E' la città che ha liberato per prima la servitù della gleba, è la città che ha visto dopo l'episodio della rivoluzione francese la prima Costituzione democratica affermanti i diritti dell'individuo, è una città che dopo il 1256 e dopo il 1796 ha vissuto più di altre il travaglio come libertà autonomamente cercata nella Resistenza della fine della seconda guerra mondiale.
Questo è dovuto ad un grande protagonismo politico che ha caratterizzato la storia di questa città, prima ancora che il termine politica fosse assunto nei termini della modernità, ma io credo che questo derivi anche persino dalla sua natura più propria: Bologna è una città, che è al centro delle vie di passaggio, non solo geografiche, ma culturali di questa nazione e che ha visto affermarsi le punte più alte di tutte le grandi tradizioni politiche del nostro Paese.
E' una città che non può rinchiudersi nel protagonismo della libertà d'impresa e nelle piccole patrie conchiuse, perché la nostra piccola patria - Presidente - non esisterà mai, a fronte dell'Europa.
Può esistere nelle pendici prealpine, può esistere in un sud che torna all'indietro, ma al centro dell'Italia, dove è collocata Bologna, un destino di piccola patria non risponde in alcun modo, alla coscienza di avere necessità di libertà e di ricchezza di questa terra e di questa città.
E' una città che ha bisogno di uno sviluppo che si leghi a solidarietà.
Uno sviluppo che è sempre stato teso al protagonismo dell'individuo e della collettività, perché non è fatto di grandi poteri e di grandi imprese, perché non può essere fatto così.
Cambieranno dalla campagna alla città, dall'industria meccanica alla nuova economia i prodotti, ma la nostra sarà sempre una economia sociale tesa al protagonismo di molti.

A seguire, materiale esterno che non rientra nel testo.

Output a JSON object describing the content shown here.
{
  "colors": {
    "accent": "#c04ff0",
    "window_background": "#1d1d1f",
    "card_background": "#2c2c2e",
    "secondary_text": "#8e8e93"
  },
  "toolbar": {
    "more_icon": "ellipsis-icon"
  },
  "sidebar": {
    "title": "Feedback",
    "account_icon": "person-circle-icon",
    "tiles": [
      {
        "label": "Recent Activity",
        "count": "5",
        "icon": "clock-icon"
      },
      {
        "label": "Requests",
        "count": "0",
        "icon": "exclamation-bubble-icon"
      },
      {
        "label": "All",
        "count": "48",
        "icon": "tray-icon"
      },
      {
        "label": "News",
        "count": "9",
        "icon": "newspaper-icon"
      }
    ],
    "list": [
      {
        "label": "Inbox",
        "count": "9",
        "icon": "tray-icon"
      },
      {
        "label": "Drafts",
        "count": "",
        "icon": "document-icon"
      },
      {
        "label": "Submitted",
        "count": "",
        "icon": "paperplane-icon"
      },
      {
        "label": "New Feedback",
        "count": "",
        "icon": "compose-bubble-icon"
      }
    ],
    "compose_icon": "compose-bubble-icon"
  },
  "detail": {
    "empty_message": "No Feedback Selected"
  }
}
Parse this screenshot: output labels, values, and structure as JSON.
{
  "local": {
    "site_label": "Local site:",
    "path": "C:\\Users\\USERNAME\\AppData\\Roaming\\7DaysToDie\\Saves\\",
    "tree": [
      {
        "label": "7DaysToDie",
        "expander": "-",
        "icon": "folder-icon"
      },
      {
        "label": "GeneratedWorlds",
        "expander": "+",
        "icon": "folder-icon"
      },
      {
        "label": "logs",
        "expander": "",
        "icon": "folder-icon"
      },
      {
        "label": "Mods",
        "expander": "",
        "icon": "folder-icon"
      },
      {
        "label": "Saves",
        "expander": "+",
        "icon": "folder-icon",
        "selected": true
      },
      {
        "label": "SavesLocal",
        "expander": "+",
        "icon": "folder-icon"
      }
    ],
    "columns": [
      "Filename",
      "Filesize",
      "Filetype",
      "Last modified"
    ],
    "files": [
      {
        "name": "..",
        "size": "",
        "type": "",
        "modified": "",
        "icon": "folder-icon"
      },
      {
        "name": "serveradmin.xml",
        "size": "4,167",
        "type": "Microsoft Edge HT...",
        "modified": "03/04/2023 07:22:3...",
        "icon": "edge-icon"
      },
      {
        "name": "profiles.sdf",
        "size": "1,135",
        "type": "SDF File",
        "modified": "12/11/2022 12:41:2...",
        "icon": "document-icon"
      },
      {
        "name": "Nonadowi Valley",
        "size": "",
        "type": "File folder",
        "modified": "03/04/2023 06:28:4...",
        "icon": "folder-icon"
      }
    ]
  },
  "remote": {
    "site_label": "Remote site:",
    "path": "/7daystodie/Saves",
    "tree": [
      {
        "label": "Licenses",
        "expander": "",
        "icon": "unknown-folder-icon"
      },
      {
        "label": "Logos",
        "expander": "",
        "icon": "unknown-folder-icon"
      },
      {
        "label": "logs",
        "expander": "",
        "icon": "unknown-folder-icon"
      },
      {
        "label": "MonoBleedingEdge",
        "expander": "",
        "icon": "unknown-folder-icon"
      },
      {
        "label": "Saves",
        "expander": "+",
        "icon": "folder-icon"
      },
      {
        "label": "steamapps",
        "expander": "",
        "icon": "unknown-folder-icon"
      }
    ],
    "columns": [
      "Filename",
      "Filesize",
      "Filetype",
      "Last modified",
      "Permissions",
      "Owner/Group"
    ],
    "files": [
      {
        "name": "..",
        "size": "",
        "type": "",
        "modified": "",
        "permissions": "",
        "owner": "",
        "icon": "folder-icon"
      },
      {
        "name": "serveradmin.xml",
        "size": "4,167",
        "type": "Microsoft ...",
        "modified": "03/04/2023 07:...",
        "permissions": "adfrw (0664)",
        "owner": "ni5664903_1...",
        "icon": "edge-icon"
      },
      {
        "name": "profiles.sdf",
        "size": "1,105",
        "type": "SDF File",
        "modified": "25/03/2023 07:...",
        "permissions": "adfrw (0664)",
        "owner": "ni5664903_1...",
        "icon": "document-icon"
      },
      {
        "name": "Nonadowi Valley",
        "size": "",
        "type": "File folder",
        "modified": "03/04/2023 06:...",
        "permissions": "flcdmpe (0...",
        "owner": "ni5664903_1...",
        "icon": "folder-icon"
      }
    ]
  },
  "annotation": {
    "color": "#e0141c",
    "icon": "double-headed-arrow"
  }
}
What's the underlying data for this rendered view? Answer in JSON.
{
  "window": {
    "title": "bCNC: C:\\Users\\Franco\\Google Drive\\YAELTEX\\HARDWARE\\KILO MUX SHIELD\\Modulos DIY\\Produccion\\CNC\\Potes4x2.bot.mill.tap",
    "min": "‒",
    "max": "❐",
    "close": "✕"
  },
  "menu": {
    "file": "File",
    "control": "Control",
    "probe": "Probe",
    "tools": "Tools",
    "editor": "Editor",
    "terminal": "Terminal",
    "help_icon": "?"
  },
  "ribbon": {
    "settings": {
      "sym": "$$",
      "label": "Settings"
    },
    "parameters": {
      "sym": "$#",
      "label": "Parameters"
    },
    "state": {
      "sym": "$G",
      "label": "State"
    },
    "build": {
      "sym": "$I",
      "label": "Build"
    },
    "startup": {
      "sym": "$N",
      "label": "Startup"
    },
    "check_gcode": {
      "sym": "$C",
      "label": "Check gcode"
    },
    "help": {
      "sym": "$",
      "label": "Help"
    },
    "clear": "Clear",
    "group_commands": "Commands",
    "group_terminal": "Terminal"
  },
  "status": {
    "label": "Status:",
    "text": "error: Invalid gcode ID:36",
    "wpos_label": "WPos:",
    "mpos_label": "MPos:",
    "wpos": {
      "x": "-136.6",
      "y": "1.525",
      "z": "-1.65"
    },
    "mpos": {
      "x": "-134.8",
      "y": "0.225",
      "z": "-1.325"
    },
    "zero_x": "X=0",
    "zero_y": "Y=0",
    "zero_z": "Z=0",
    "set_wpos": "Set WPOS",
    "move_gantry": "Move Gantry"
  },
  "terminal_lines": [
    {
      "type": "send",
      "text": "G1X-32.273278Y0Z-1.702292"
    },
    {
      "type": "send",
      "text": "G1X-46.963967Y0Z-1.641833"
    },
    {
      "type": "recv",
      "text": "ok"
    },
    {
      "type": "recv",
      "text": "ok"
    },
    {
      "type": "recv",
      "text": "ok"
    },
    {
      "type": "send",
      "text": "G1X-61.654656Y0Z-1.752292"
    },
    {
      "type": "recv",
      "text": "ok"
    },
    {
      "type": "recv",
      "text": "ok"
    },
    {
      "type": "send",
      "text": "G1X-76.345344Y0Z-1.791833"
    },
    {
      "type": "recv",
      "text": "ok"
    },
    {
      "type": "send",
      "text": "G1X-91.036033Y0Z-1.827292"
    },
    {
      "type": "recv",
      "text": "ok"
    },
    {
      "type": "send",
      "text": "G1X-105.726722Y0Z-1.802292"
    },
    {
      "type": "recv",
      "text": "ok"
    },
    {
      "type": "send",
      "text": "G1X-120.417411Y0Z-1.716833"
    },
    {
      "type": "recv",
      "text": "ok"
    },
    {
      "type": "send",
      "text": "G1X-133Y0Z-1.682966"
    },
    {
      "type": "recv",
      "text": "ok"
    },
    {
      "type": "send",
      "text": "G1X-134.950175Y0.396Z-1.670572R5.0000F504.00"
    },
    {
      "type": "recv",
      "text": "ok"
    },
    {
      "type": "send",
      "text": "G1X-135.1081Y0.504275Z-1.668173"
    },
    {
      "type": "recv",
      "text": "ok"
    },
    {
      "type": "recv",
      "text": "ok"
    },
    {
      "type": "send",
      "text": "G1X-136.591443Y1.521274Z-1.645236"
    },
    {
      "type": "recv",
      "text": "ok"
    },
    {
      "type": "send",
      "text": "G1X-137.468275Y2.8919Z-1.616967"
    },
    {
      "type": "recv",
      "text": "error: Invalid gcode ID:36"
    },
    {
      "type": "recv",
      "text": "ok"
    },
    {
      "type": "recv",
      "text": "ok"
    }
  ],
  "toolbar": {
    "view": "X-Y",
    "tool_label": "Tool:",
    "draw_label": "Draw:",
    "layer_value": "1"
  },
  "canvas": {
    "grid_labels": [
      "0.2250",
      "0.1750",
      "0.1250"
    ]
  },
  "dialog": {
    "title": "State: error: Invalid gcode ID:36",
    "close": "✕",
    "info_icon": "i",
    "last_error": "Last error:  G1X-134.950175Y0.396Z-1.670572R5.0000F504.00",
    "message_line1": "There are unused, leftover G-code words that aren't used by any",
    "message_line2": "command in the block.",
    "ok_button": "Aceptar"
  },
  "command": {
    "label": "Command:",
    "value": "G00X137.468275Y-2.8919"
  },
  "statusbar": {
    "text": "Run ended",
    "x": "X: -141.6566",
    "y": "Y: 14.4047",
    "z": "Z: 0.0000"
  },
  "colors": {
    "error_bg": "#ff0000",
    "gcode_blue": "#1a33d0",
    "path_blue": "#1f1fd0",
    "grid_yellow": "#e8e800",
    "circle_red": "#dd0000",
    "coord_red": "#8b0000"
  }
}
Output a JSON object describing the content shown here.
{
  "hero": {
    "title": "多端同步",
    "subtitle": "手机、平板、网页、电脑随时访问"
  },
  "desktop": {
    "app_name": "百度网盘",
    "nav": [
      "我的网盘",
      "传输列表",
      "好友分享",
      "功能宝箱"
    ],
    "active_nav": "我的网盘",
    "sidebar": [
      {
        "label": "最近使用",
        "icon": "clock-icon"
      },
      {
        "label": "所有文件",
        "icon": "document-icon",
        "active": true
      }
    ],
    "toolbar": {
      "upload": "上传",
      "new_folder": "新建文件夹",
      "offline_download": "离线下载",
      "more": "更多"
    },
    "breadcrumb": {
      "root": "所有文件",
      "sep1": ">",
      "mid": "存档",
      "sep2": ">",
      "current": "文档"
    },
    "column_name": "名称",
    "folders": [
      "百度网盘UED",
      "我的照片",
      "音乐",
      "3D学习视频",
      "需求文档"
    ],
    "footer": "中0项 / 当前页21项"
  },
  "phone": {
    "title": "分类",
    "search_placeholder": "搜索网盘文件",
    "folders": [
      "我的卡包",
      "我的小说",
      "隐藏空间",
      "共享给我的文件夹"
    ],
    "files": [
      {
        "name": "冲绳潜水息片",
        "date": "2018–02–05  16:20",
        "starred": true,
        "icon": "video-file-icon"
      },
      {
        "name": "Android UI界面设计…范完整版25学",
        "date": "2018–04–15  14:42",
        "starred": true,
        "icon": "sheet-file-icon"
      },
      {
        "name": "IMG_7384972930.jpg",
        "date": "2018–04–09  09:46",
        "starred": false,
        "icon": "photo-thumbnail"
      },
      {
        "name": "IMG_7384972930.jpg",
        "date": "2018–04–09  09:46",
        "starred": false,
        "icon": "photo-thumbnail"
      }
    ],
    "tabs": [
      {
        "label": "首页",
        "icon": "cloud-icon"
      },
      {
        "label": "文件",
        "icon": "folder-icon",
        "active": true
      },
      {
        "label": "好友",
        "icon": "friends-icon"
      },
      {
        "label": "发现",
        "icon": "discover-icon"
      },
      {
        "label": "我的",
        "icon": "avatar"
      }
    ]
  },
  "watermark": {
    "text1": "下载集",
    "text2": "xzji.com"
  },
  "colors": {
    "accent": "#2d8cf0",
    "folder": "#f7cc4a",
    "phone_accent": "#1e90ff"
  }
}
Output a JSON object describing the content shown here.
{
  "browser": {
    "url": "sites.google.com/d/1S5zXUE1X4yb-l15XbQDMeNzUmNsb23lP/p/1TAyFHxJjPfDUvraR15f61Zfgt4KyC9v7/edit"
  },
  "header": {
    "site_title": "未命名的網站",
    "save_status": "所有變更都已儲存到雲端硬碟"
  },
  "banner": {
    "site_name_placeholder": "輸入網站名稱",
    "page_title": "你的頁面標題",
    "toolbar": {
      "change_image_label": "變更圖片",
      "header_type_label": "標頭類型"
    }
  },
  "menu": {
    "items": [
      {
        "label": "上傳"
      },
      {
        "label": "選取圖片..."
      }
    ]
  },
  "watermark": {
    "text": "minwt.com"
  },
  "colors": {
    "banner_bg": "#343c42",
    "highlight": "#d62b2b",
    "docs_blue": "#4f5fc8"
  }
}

Lo è per inevitabile destino della nostra natura umana, oltre che antropologica e geografica.
Chi oggi si vuole interrogare sulla bolognesità, chi addirittura si ritiene interprete di una bolognesità tesa al confronto e allo scontro con le altre culture, non comprende questa natura profonda della nostra città.
La bolognesità non è un presepio da agitare nei quartieri del piccolo commercio.
No, la bolognesità è una profonda idealità unita ad una necessità storica, Bologna è terra di libertà, perché senza libertà non ha futuro e non ha benessere.
Noi vi sfidiamo ad interpretare anche oggi questo terreno della storia e del futuro di Bologna. Ripeto, cambieranno i nomi, cambieranno le occasioni, ma i valori non sono nati a caso con tanta forza in questa nostra città.
Per questo vi chiediamo di ritirare ordini del giorno tecnici, amministrativi, pretestuosi e di votare con noi che oggi come sempre è stato in questa città, Bologna sia all'avanguardia dei diritti di democrazia e di libertà.
Diritti modernamente intesi, ampliati, ma fondati sull'esperienza della Carta costituzionale e della Resistenza che ha in questa città una delle sue più alte e indissolubili radici.
Questo vi chiediamo: votate con noi che ora e sempre saremo dalla parte della resistenza democratica.